It was as if the markets were playing an extended game of Who Wants to Be a Billionaire?--and the contestants were running out of lifelines. In late March, Julian H. Robertson Jr.'s Tiger Management hedge funds collapsed after 18 months of horrific performance and investor defections. Only weeks later, George Soros--philanthropist, Eastern European benefactor, mover of markets--seemed to face the same kind of fate. On Apr. 28, with his flagship Quantum fund down 20% for the year, Soros announced a "reorganization" of his $14 billion fund group.
The shakeup at Soros Fund Management LLC, coming so quickly after Robertson's demise, was widely viewed as a seminal event. Soros announced the "retirement" of his two top portfolio managers, Quantum's Stanley Druckenmiller and Nicholas Roditi, whose once stellar Quota fund is down 32% this year. For both fund managers, "macro" investing--high-stakes bets on currencies and major trends in financial markets--just wasn't working its old magic. Quantum, Soros explained, had become too large. From now on, Quantum would use lower-risk strategies. It would even get a new name--the consciously unsexy "Quantum Endowment Fund." Said Soros: "Markets have become extremely unstable, and historical measures of value at risk no longer apply."
It sounded uncannily similar to Robertson's lame excuse that he was being driven out of business by "irrational markets." Soros similarly professed his bewilderment with the markets. And coming from Soros, that was troubling indeed. He is a bona fide investment sage--as is proven by his 31-year record as an investor, during which he averaged annual returns in excess of 30%.
But in this case, Soros' words ring hollow. The problem is not that Soros' funds grew too big, or that the markets have gotten out of hand, or that macro investing is passe. The problem is that Druckenmiller was nailed by the decline in technology and his fund--which gained 35% in 1999 from a late entry into high-tech stocks--made a wrongheaded bet on the declining euro.

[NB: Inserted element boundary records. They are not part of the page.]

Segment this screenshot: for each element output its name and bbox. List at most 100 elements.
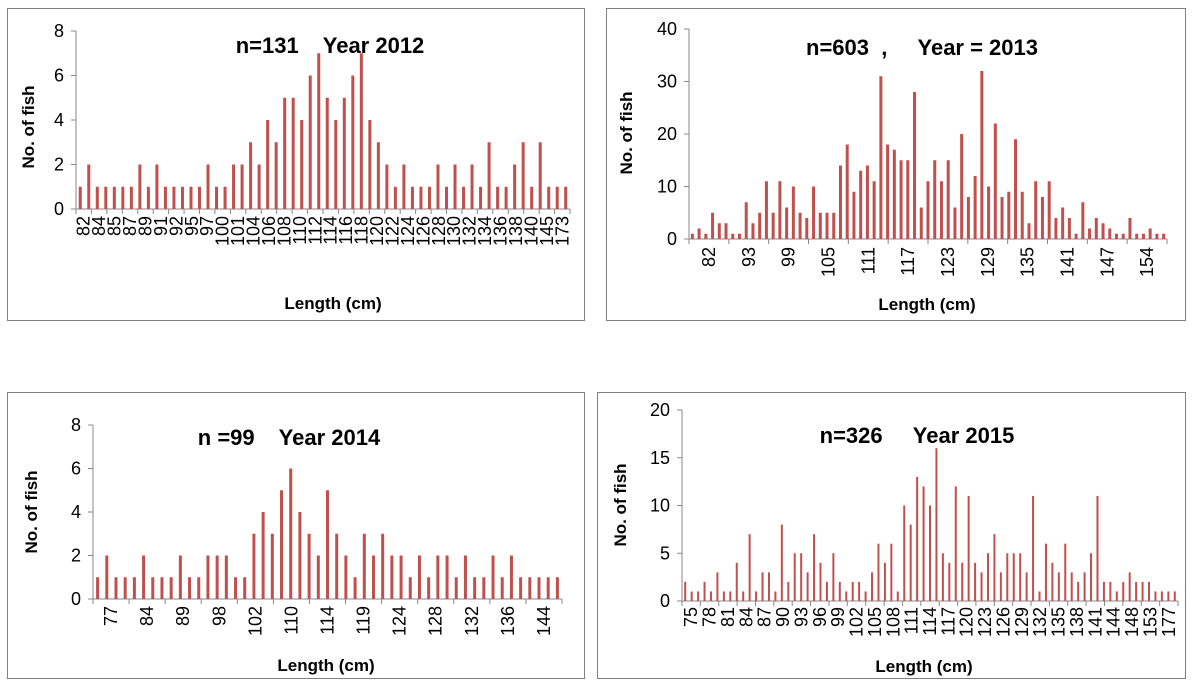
bar bbox=[376, 142, 380, 209]
bar bbox=[78, 186, 82, 209]
bar bbox=[791, 186, 795, 239]
bar bbox=[538, 142, 542, 209]
x-tick-label: 132 bbox=[462, 606, 482, 636]
bar bbox=[138, 164, 142, 209]
bar bbox=[390, 555, 394, 599]
bar bbox=[697, 228, 701, 239]
x-tick-label: 93 bbox=[791, 607, 811, 627]
bar bbox=[270, 533, 274, 599]
bar bbox=[1108, 228, 1112, 239]
bar bbox=[704, 233, 708, 239]
bar bbox=[974, 562, 977, 601]
bar bbox=[973, 176, 977, 239]
bar bbox=[351, 75, 355, 209]
bar bbox=[872, 181, 876, 239]
bar bbox=[935, 448, 938, 601]
x-tick-label: 110 bbox=[281, 606, 301, 635]
x-tick-label: 75 bbox=[681, 607, 701, 627]
bar bbox=[326, 490, 329, 599]
x-tick-label: 78 bbox=[700, 607, 720, 627]
x-axis-title: Length (cm) bbox=[284, 294, 381, 313]
bar bbox=[939, 181, 943, 239]
bar bbox=[215, 555, 219, 599]
bar bbox=[410, 186, 414, 209]
chart-title: n =99 Year 2014 bbox=[198, 425, 381, 450]
x-tick-label: 141 bbox=[1057, 247, 1077, 277]
bar bbox=[530, 186, 534, 209]
y-tick-label: 0 bbox=[54, 199, 64, 219]
chart-panel-2014: 0 2 4 6 8 77 84 89 98 102 110 114 119 124 128 132 136 144… bbox=[7, 392, 585, 679]
bar bbox=[96, 577, 100, 599]
bar bbox=[362, 533, 366, 599]
bar bbox=[300, 120, 304, 209]
bar bbox=[240, 164, 244, 209]
bar bbox=[684, 581, 687, 601]
x-tick-label: 136 bbox=[498, 606, 518, 636]
bar bbox=[697, 591, 700, 601]
bar bbox=[381, 533, 385, 599]
bar bbox=[717, 223, 721, 239]
bar bbox=[1115, 233, 1119, 239]
bar bbox=[948, 562, 951, 601]
x-tick-label: 130 bbox=[444, 216, 464, 246]
bar bbox=[257, 164, 261, 209]
bar bbox=[919, 207, 923, 239]
bar bbox=[883, 562, 886, 601]
bar bbox=[1044, 543, 1047, 601]
y-tick-label: 8 bbox=[54, 21, 64, 41]
x-tick-label: 145 bbox=[537, 216, 557, 246]
bar bbox=[852, 191, 856, 239]
bar bbox=[1061, 207, 1065, 239]
bar bbox=[838, 165, 842, 239]
bar bbox=[1141, 233, 1145, 239]
bar bbox=[899, 160, 903, 239]
x-axis-title: Length (cm) bbox=[878, 295, 975, 314]
x-tick-label: 105 bbox=[818, 247, 838, 277]
x-tick-label: 93 bbox=[739, 247, 759, 267]
x-tick-label: 122 bbox=[382, 216, 402, 246]
bar bbox=[737, 233, 741, 239]
bar bbox=[1148, 581, 1151, 601]
bar bbox=[871, 572, 874, 601]
bar bbox=[1007, 191, 1011, 239]
y-tick-label: 4 bbox=[54, 110, 64, 130]
bar bbox=[334, 120, 338, 209]
x-tick-label: 112 bbox=[305, 216, 325, 245]
bar bbox=[353, 577, 357, 599]
bar bbox=[1088, 228, 1092, 239]
x-tick-label: 102 bbox=[245, 606, 265, 636]
bar bbox=[445, 186, 448, 209]
bar bbox=[206, 164, 210, 209]
x-tick-label: 123 bbox=[938, 247, 958, 277]
bar bbox=[793, 553, 796, 601]
x-tick-label: 84 bbox=[89, 216, 109, 236]
bar bbox=[818, 212, 822, 239]
x-tick-label: 126 bbox=[993, 607, 1013, 637]
bar bbox=[491, 555, 495, 599]
y-tick-label: 20 bbox=[657, 124, 677, 144]
chart-panel-2013: 0 10 20 30 40 82 93 99 105 111 117 123 129 135 141 147 1… bbox=[606, 8, 1186, 321]
x-tick-label: 110 bbox=[290, 216, 310, 245]
bar bbox=[160, 577, 164, 599]
bar bbox=[929, 505, 931, 601]
bar bbox=[724, 223, 728, 239]
bar bbox=[1121, 233, 1125, 239]
x-tick-label: 89 bbox=[135, 216, 155, 236]
y-tick-label: 20 bbox=[650, 400, 670, 420]
x-tick-label: 117 bbox=[938, 607, 958, 636]
bar bbox=[500, 577, 504, 599]
y-axis-title: No. of fish bbox=[611, 463, 630, 546]
x-tick-label: 119 bbox=[354, 606, 374, 635]
bar bbox=[114, 577, 118, 599]
bar bbox=[342, 97, 346, 209]
bar bbox=[521, 142, 525, 209]
bar bbox=[886, 144, 890, 239]
y-tick-label: 10 bbox=[657, 177, 677, 197]
bar bbox=[445, 555, 449, 599]
bar bbox=[546, 577, 550, 599]
bar bbox=[1160, 591, 1163, 601]
bar bbox=[555, 186, 559, 209]
bar bbox=[547, 186, 551, 209]
bar bbox=[453, 164, 457, 209]
bar bbox=[283, 97, 287, 209]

Quantum's performance was not typical for macro funds. In fact, macro investing has handily beaten the market so far this year. According to the HedgeFund.Net database, macro funds have gained 6.5% this year through Apr. 28, vs. a 1% decline in the S&P 500.
And no wonder. In recent months, macro investors have been able to take advantage of a number of clear trends, such as the decline of the euro and the spike in oil prices. Charles J. Gradante, chief investment strategist of the Hennessee Group LLC hedge fund consultants, says that these trends have largely been exploited by macro investors who are "technicians" and follow price trends. By contrast, Soros has long taken a "fundamental" approach to macro investing, by analyzing economic trends.
INVESTOR DEFECTIONS? With Quantum down 20%, Soros faces a serious problem--how to keep money flowing into his coffers. Like most hedge funds, the Soros funds derive revenues mainly by taking an "incentive fee" of 20% of annual profits. No profits, no fees. So Quantum must climb 25% from current levels just to break even--and it has only seven months to pull off that feat. Heavy withdrawals would forestall a recovery by forcing Soros to keep a large portion of his assets in cash. Soros Fund Management's Chief Executive Officer Duncan Hennes says Soros has not been seriously hit by redemptions so far. But to avoid being snared by investor defections, which proved fatal for Robertson, he says Soros has enough cash to meet even the heaviest withdrawals.
Those are the problems Soros faces--revenues and redemptions, not "unstable" markets. And not size. Says Gradante: "If you're large and not nimble, you're dead. If you're large and nimble, you're not." Soros will be lucky if he can recoup his losses and draw a paycheck this year. But by reorganizing, he has improved his chances of staying out of the graveyard that claimed that other fellow who played the billionaire game--and lost.